Chicago Weekly Review article of a minstrel show

Audiences enjoyed minstrel shows, audiences found blackface hilarious, audiences were obsessed with ridiculing the African American population.  Eric Lott writes in his introduction to Love and Theft: Blackface Minstrelsy and the American Working Class, “Although it [minstrelsy] rose from a white obsession with black (male) bodies which underlies white racial dread to our own day, it ruthlessly disavowed its fleshly investments through ridicule and racist lampoon” (3).

As Lott explains, as well as how these primary sources exemplify, the racists beliefs of white Americans in the early 20th century led to the popularity of the minstrel show.

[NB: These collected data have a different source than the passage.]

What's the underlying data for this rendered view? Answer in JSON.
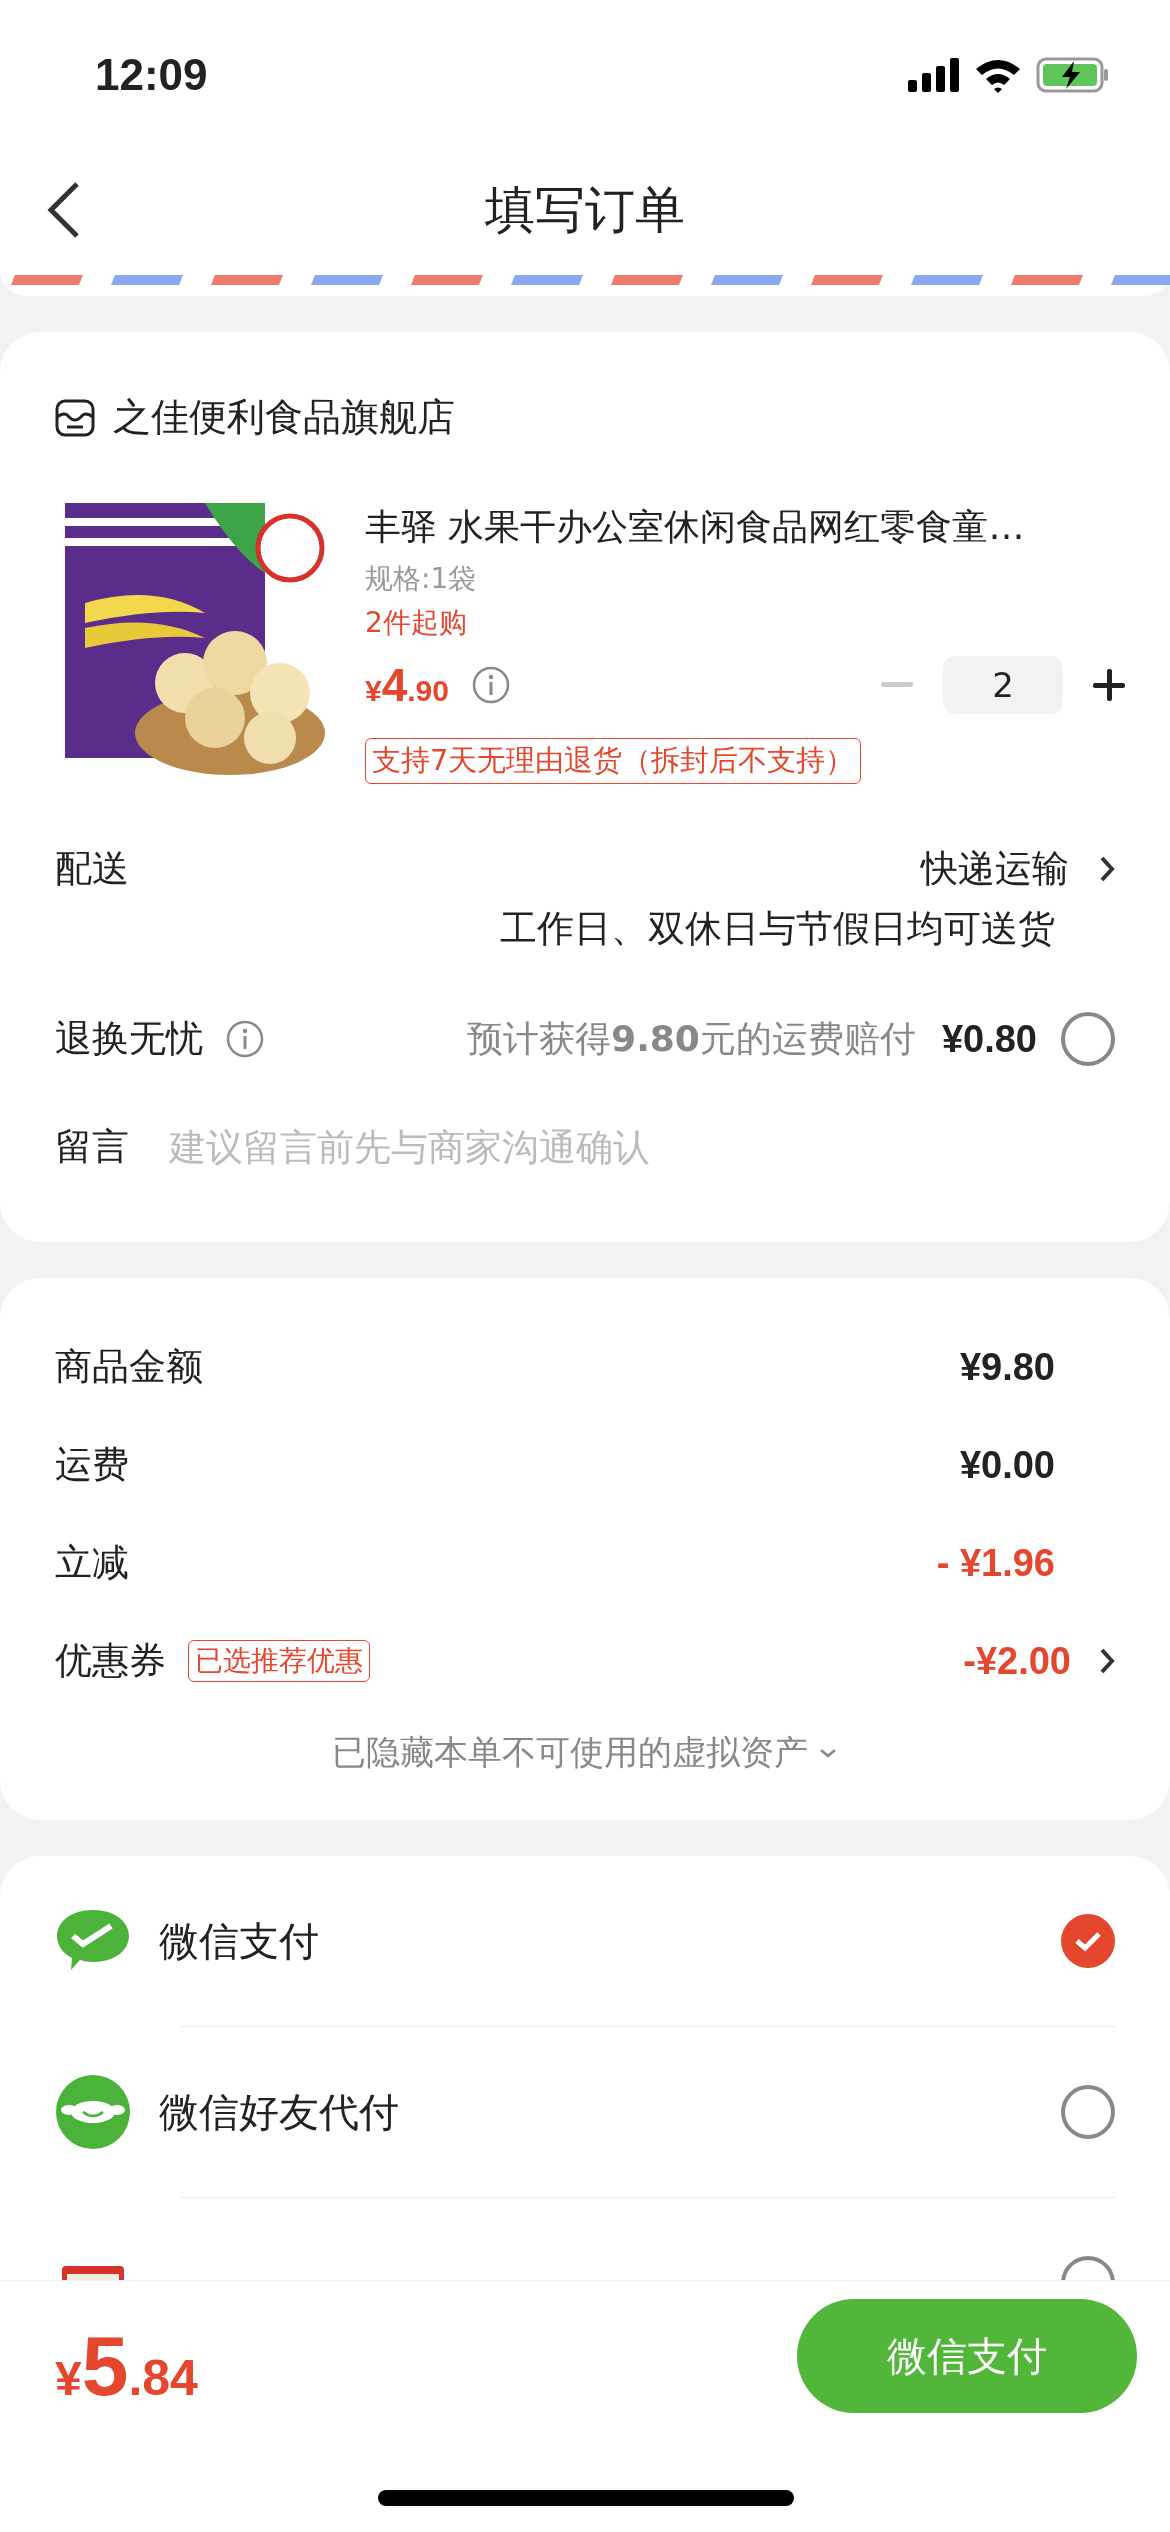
{
  "status_bar": {
    "time": "12:09"
  },
  "nav": {
    "title": "填写订单"
  },
  "store": {
    "name": "之佳便利食品旗舰店"
  },
  "product": {
    "title": "丰驿 水果干办公室休闲食品网红零食童…",
    "spec": "规格:1袋",
    "min_purchase": "2件起购",
    "price_symbol": "¥",
    "price_int": "4",
    "price_dec": ".90",
    "quantity": "2",
    "minus_disabled": true,
    "return_policy": "支持7天无理由退货（拆封后不支持）"
  },
  "delivery": {
    "label": "配送",
    "method": "快递运输",
    "note": "工作日、双休日与节假日均可送货"
  },
  "return_insurance": {
    "label": "退换无忧",
    "description": "预计获得**9.80**元的运费赔付",
    "price": "¥0.80",
    "selected": false
  },
  "message": {
    "label": "留言",
    "placeholder": "建议留言前先与商家沟通确认"
  },
  "summary": [
    {
      "label": "商品金额",
      "value": "¥9.80",
      "kind": "plain"
    },
    {
      "label": "运费",
      "value": "¥0.00",
      "kind": "plain"
    },
    {
      "label": "立减",
      "value": "- ¥1.96",
      "kind": "discount"
    },
    {
      "label": "优惠券",
      "tag": "已选推荐优惠",
      "value": "-¥2.00",
      "kind": "discount",
      "chevron": true
    }
  ],
  "hidden_assets": "已隐藏本单不可使用的虚拟资产",
  "payments": [
    {
      "name": "微信支付",
      "kind": "wechat",
      "selected": true
    },
    {
      "name": "微信好友代付",
      "kind": "friend",
      "selected": false
    },
    {
      "kind": "card",
      "selected": false
    }
  ],
  "footer": {
    "symbol": "¥",
    "int": "5",
    "dec": ".84",
    "button": "微信支付"
  }
}
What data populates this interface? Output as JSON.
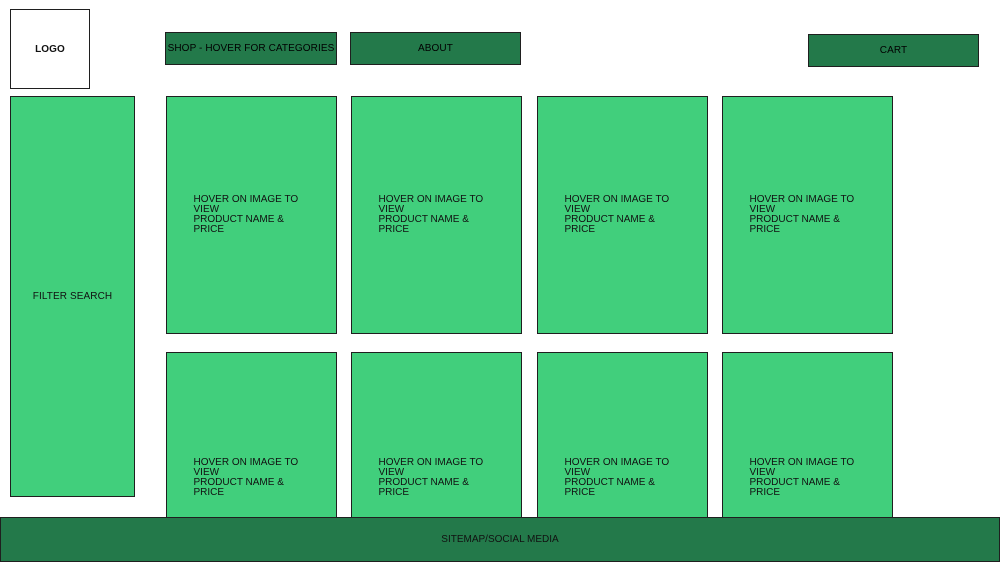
{
  "header": {
    "logo": "LOGO",
    "nav": {
      "shop": "SHOP - HOVER FOR CATEGORIES",
      "about": "ABOUT",
      "cart": "CART"
    }
  },
  "sidebar": {
    "filter": "FILTER SEARCH"
  },
  "products": [
    {
      "line1": "HOVER ON IMAGE TO VIEW",
      "line2": "PRODUCT NAME & PRICE"
    },
    {
      "line1": "HOVER ON IMAGE TO VIEW",
      "line2": "PRODUCT NAME & PRICE"
    },
    {
      "line1": "HOVER ON IMAGE TO VIEW",
      "line2": "PRODUCT NAME & PRICE"
    },
    {
      "line1": "HOVER ON IMAGE TO VIEW",
      "line2": "PRODUCT NAME & PRICE"
    },
    {
      "line1": "HOVER ON IMAGE TO VIEW",
      "line2": "PRODUCT NAME & PRICE"
    },
    {
      "line1": "HOVER ON IMAGE TO VIEW",
      "line2": "PRODUCT NAME & PRICE"
    },
    {
      "line1": "HOVER ON IMAGE TO VIEW",
      "line2": "PRODUCT NAME & PRICE"
    },
    {
      "line1": "HOVER ON IMAGE TO VIEW",
      "line2": "PRODUCT NAME & PRICE"
    }
  ],
  "footer": {
    "text": "SITEMAP/SOCIAL MEDIA"
  },
  "colors": {
    "tile_green": "#41cf7c",
    "nav_green": "#23794a",
    "border": "#1f1f1f",
    "background": "#ffffff"
  }
}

While minstrelsy doesn’t carry the comedic weight it once did, it is important to recognize what this history means in terms of racism in America today – how it formed, what actions led to  the current attitudes of some individuals, and how we use these horrible historical references to make changes in how race is perceived now.


(1) Rossiter, Harold. How to Put on a Minstrel Show. Chicago: Max Stein Publishing House, 1921. Afro-American Imprints.

(2) “Chicago Weekly Review.” Freeman (Indianapolis, Indiana), July 31, 1915: 5. Readex: African American Newspapers.

(3) Lott, Eric. Love and Theft: Blackface Minstrelsy and the American Working Class. New York: Oxford University Press, 1993.